Since the first reports thirty years ago, the illness has become chronic and manageable as effective multi-drug treatments have reduced mortality. The AIDS crisis spurred new knowledge of retroviruses and the human immune system, the development of new laboratory techniques, and faster drug approval.

In addition, HIV and AIDS shifted sexual practices and the role of sex in identity. LGBT people (lesbian, gay, bisexual, transgender) became more accepted in society. Awareness of sexually transmitted infections made “safe sex” a familiar term and an expected behavior. AIDS drew attention to the interplay of poverty, race, and addiction with disease. The art and media created around the loss and tragedy profoundly influenced cultural practices and aesthetics.

Collection Items

Beaded AIDS ribbon
A red over-lapping ribbon indicates support for people with HIV and AIDS. It was the 1991 creative brain-child of artist-activist Frank C. Moore, II, who died of AIDS in 2002.

Yellow Sharps Container
Inventors have developed products to reduce the risk of infection. Health care workers now routinely disable or dispose of used needles in secure “sharps” containers.

Giant HIV microbe
As illustrated by this plush toy virus, fear of HIV infection is not what it was thirty years ago.

POZ magazine
POZ magazine serves a specific consumer group—people who are HIV positive.

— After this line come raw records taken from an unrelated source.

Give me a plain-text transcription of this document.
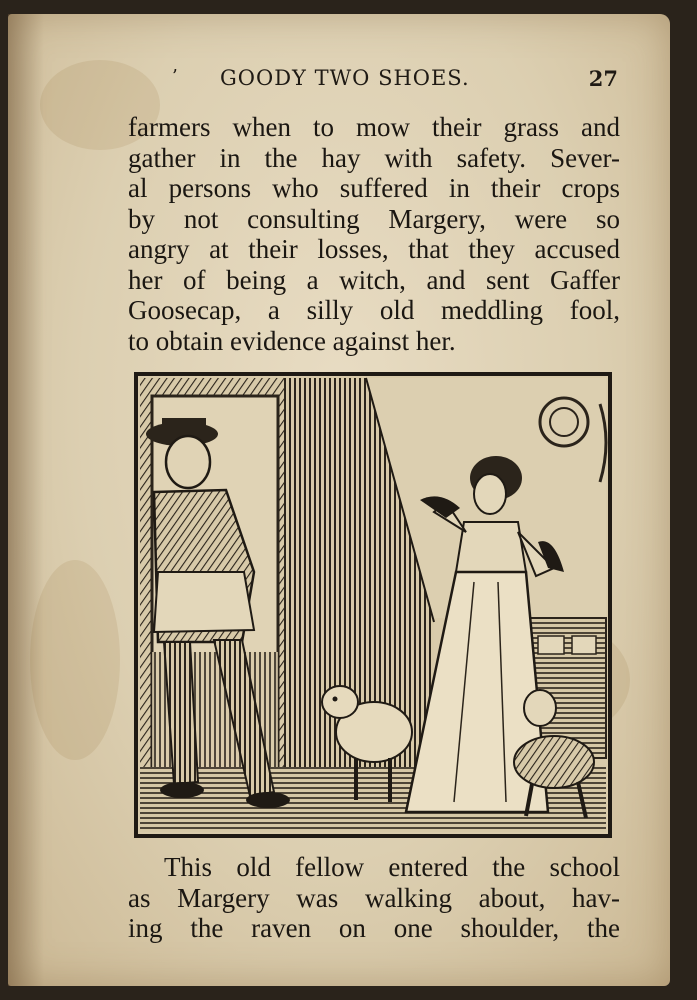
’ GOODY TWO SHOES.	27

farmers when to mow their grass and
gather in the hay with safety. Sever-
al persons who suffered in their crops
by not consulting Margery, were so
angry at their losses, that they accused
her of being a witch, and sent Gaffer
Goosecap, a silly old meddling fool,
to obtain evidence against her.

This old fellow entered the school
as Margery was walking about, hav-
ing the raven on one shoulder, the
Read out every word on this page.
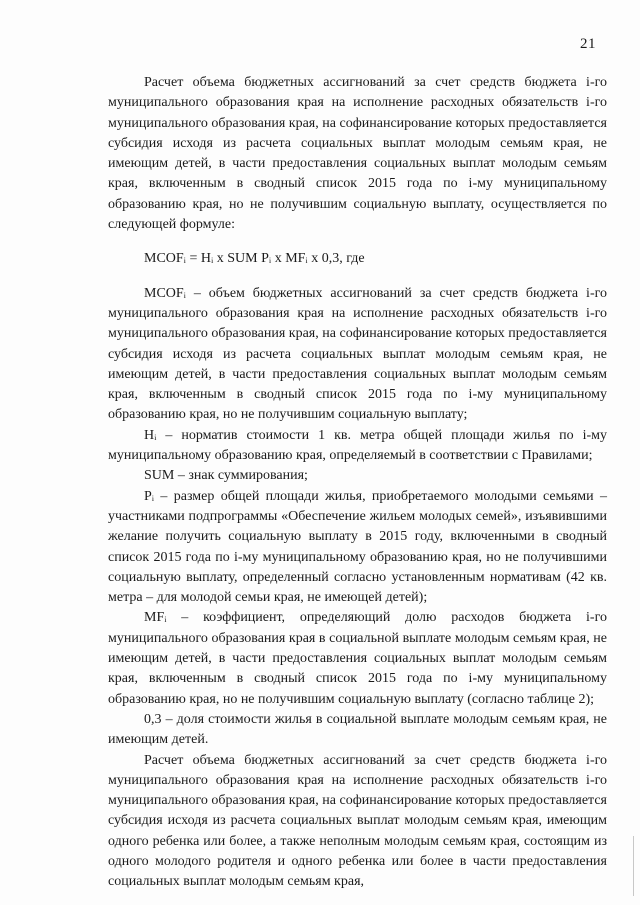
21

Расчет объема бюджетных ассигнований за счет средств бюджета i-го муниципального образования края на исполнение расходных обязательств i-го муниципального образования края, на софинансирование которых предоставляется субсидия исходя из расчета социальных выплат молодым семьям края, не имеющим детей, в части предоставления социальных выплат молодым семьям края, включенным в сводный список 2015 года по i-му муниципальному образованию края, но не получившим социальную выплату, осуществляется по следующей формуле:

MCOFᵢ = Hᵢ x SUM Pᵢ x MFᵢ x 0,3, где

MCOFᵢ – объем бюджетных ассигнований за счет средств бюджета i-го муниципального образования края на исполнение расходных обязательств i-го муниципального образования края, на софинансирование которых предоставляется субсидия исходя из расчета социальных выплат молодым семьям края, не имеющим детей, в части предоставления социальных выплат молодым семьям края, включенным в сводный список 2015 года по i-му муниципальному образованию края, но не получившим социальную выплату;

Hᵢ – норматив стоимости 1 кв. метра общей площади жилья по i-му муниципальному образованию края, определяемый в соответствии с Правилами;

SUM – знак суммирования;

Pᵢ – размер общей площади жилья, приобретаемого молодыми семьями – участниками подпрограммы «Обеспечение жильем молодых семей», изъявившими желание получить социальную выплату в 2015 году, включенными в сводный список 2015 года по i-му муниципальному образованию края, но не получившими социальную выплату, определенный согласно установленным нормативам (42 кв. метра – для молодой семьи края, не имеющей детей);

MFᵢ – коэффициент, определяющий долю расходов бюджета i-го муниципального образования края в социальной выплате молодым семьям края, не имеющим детей, в части предоставления социальных выплат молодым семьям края, включенным в сводный список 2015 года по i-му муниципальному образованию края, но не получившим социальную выплату (согласно таблице 2);

0,3 – доля стоимости жилья в социальной выплате молодым семьям края, не имеющим детей.

Расчет объема бюджетных ассигнований за счет средств бюджета i-го муниципального образования края на исполнение расходных обязательств i-го муниципального образования края, на софинансирование которых предоставляется субсидия исходя из расчета социальных выплат молодым семьям края, имеющим одного ребенка или более, а также неполным молодым семьям края, состоящим из одного молодого родителя и одного ребенка или более в части предоставления социальных выплат молодым семьям края,
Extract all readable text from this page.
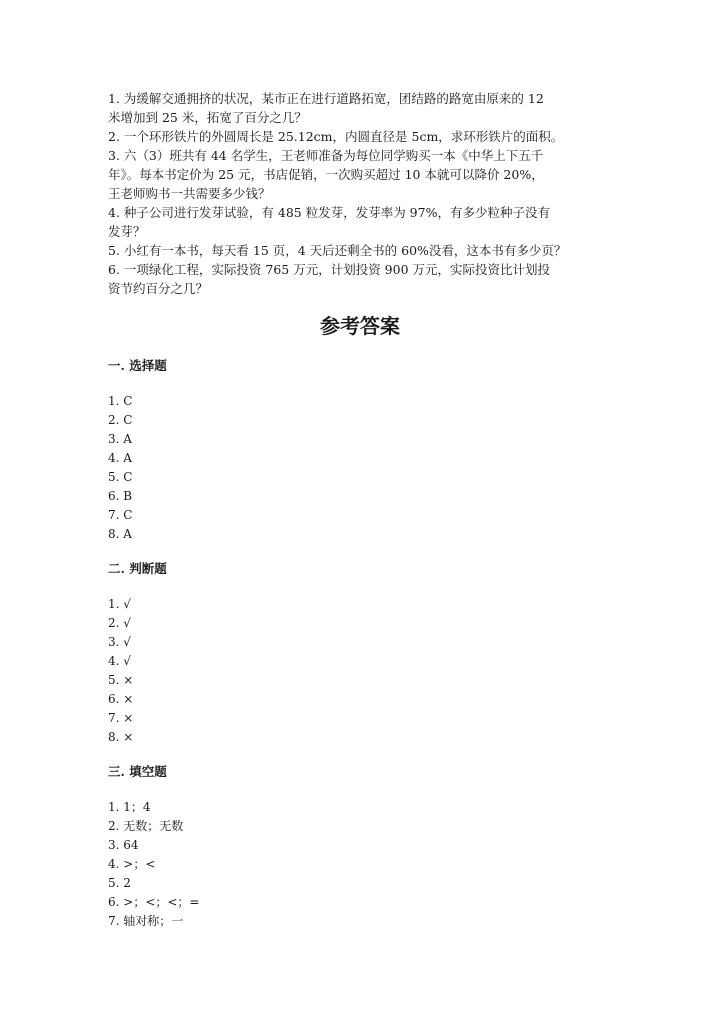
1. 为缓解交通拥挤的状况，某市正在进行道路拓宽，团结路的路宽由原来的 12
米增加到 25 米，拓宽了百分之几？
2. 一个环形铁片的外圆周长是 25.12cm，内圆直径是 5cm，求环形铁片的面积。
3. 六（3）班共有 44 名学生，王老师准备为每位同学购买一本《中华上下五千
年》。每本书定价为 25 元，书店促销，一次购买超过 10 本就可以降价 20%，
王老师购书一共需要多少钱？
4. 种子公司进行发芽试验，有 485 粒发芽，发芽率为 97%，有多少粒种子没有
发芽？
5. 小红有一本书，每天看 15 页，4 天后还剩全书的 60%没看，这本书有多少页？
6. 一项绿化工程，实际投资 765 万元，计划投资 900 万元，实际投资比计划投
资节约百分之几？
参考答案
一. 选择题
1. C
2. C
3. A
4. A
5. C
6. B
7. C
8. A
二. 判断题
1. √
2. √
3. √
4. √
5. ×
6. ×
7. ×
8. ×
三. 填空题
1. 1；4
2. 无数；无数
3. 64
4. >；<
5. 2
6. >；<；<；=
7. 轴对称；一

Newsweek, 1/17/2000, AIDS in Africa—10 million orphans
Over time, the international implications of the epidemic became clear. According to the Joint United Nations Programme on HIV/AIDS, 33 million people around the world are living with the virus; 22.5 million are in sub-Saharan Africa. Despite all we…

Needle exchange plaque
Still controversial, needle exchange programs designed to reduce the use of HIV-contaminated needles began appearing around 1985. This street-art plaque connects the needles used by addicts to homelessness and poverty.